Des images diffusées par l’institution policière et par certains résidents montrent des avancées dans la reconquête du centre-ville de Port-au-Prince. À travers des vidéos, virales sur les réseaux sociaux dans certains, on peut constater un centre-ville ravagé, après des mois de domination des gangs armés sur ces secteurs névralgiques.
Les images dressent un tableau saisissant : bâtiments éventrés, structures pillées, végétation envahissant les rues désertes. Le cœur de Port-au-Prince ressemble à une ville sortie d’une guerre ou d’une catastrophe naturelle. Pourtant, dans ce décor de désolation, les forces de l’ordre avancent. Des unités sont désormais en patrouille dans plusieurs artères du centre-ville comme Grand-Rue, avenue N, Pont Saint-Gérard, avenue Jean-Paul II, Marché Salomon, rue Oswald Durand, entre autres. Dans cette dernière zone, la Faculté de médecine et de pharmacie porte visiblement les stigmates des exactions commises par les bandits.

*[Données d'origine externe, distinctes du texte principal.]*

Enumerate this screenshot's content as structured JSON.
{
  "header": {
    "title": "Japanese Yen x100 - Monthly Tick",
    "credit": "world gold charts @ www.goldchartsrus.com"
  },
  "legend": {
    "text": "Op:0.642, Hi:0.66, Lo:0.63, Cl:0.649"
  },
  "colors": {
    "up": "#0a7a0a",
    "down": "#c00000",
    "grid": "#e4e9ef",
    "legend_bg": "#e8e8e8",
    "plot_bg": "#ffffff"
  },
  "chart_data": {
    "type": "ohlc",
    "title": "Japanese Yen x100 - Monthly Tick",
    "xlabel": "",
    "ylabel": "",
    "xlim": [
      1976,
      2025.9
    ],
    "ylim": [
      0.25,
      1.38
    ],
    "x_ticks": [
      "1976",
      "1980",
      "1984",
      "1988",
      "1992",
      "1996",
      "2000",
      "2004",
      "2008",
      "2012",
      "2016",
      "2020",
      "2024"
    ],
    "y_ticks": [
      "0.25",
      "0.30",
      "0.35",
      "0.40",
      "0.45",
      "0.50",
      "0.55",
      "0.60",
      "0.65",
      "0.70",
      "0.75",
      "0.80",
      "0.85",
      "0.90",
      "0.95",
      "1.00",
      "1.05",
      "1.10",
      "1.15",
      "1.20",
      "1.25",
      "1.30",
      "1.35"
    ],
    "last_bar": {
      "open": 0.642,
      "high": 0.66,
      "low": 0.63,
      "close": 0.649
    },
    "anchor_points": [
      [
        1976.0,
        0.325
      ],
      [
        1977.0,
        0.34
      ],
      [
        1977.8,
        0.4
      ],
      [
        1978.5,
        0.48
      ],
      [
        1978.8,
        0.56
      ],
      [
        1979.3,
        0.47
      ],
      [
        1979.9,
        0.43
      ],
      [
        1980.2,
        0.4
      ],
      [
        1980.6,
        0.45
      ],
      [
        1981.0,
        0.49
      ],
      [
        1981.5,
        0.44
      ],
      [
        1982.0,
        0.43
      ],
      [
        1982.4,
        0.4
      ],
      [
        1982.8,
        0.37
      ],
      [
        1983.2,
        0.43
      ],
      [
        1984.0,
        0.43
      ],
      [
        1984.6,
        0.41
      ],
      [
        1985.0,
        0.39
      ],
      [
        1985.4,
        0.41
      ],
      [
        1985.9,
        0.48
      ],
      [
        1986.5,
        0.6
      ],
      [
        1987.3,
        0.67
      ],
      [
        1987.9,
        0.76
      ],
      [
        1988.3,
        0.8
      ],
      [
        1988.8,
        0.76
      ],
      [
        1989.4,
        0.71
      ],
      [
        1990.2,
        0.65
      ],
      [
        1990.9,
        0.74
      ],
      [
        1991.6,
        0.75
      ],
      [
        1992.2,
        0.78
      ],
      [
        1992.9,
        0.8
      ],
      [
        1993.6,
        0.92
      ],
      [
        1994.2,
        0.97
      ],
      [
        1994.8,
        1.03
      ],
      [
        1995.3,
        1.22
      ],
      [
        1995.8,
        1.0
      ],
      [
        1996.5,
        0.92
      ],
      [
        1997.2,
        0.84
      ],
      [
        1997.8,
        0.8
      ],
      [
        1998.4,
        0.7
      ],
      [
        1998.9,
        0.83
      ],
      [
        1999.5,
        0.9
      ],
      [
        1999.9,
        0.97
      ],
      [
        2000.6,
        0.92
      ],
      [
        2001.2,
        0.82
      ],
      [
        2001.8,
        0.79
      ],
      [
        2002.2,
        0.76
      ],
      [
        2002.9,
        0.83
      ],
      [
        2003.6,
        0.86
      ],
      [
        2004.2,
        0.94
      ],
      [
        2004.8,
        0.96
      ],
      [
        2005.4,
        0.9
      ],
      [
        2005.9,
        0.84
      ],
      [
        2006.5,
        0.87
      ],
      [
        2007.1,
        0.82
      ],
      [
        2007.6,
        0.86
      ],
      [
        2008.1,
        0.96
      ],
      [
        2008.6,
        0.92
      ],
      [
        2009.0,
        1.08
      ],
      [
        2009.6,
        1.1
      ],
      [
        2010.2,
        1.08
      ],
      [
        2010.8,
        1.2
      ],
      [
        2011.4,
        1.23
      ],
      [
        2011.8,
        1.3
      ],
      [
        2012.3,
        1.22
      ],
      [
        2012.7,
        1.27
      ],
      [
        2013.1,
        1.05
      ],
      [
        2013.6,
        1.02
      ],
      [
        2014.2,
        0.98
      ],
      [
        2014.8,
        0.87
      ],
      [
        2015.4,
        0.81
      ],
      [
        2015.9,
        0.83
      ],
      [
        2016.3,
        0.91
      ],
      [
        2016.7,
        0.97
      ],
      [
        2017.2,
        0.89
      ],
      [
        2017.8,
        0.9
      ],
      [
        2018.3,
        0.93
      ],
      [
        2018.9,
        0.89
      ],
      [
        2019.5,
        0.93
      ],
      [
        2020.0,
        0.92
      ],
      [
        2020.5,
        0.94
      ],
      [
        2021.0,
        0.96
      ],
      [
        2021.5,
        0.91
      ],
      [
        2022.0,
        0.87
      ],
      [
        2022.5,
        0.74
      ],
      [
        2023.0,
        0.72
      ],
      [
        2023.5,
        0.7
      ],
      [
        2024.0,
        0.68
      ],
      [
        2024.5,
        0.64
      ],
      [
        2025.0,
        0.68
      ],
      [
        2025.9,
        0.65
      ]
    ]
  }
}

Au-delà du contrôle des rues, la PNH a annoncé la reprise de plusieurs bâtiments publics et privés d’envergure. Après les images montrant, il y a quelques jours, la présence policière au sein de la Faculté des sciences humaines, de l’INAGHEI et de l’IERAH, situés à l’avenue Christophe, plus récemment, il y aussi des images du bâtiment de la radio télévision Caraïbes
Au-delà des opérations sécuritaires, les images partagées capturent des moments chargés d’émotions avec le retour progressif de certains résidents dans des zones longtemps inaccessibles. Revenus pour constater l’état de leurs foyers, souvent réduits à des vestiges, ces habitants incarnent à la fois la douleur des pertes et la volonté de reconstruire. Dans certaines zones, le constat est particulièrement alarmant, avec un paysage de destruction quasi totale témoignant de la brutalité des groupes armés.

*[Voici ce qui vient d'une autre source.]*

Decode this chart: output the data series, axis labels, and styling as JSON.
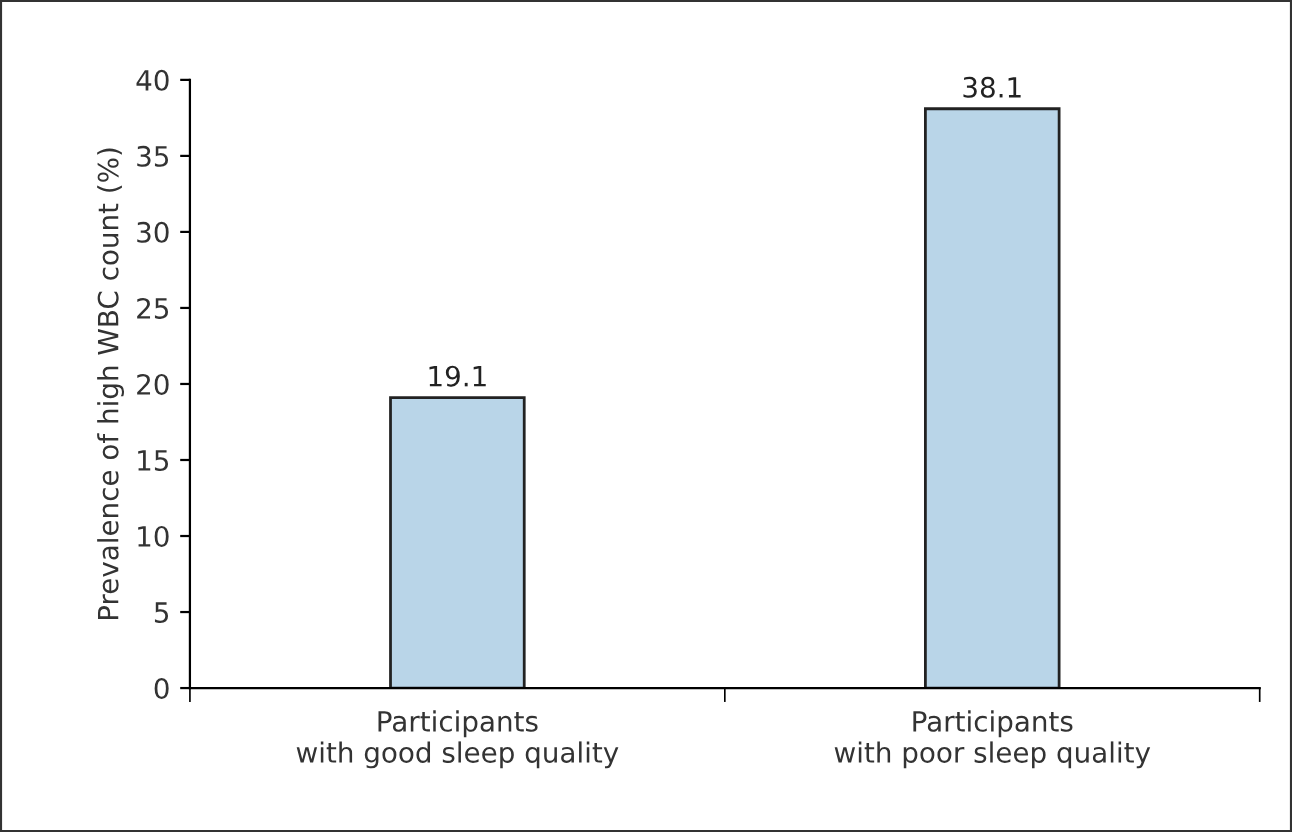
{
  "chart_data": {
    "type": "bar",
    "ylabel": "Prevalence of high WBC count (%)",
    "categories": [
      "Participants\nwith good sleep quality",
      "Participants\nwith poor sleep quality"
    ],
    "values": [
      19.1,
      38.1
    ],
    "color": "#b9d5e8",
    "ylim": [
      0,
      40
    ],
    "yticks": [
      0,
      5,
      10,
      15,
      20,
      25,
      30,
      35,
      40
    ],
    "grid": false,
    "data_labels": true
  }
}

Parallèlement aux opérations sécuritaires, des scènes de nettoyage ont été observées dans plusieurs zones récemment récupérées. Habitants et équipes au sol s’attèlent à déblayer les décombres, dégager les rues envahies par la végétation et évacuer les gravats accumulés au fil des mois d’occupation armée. Ces efforts, encore timides face à l’ampleur des dégâts, témoignent néanmoins d’une volonté de reconquête effective du centre-ville.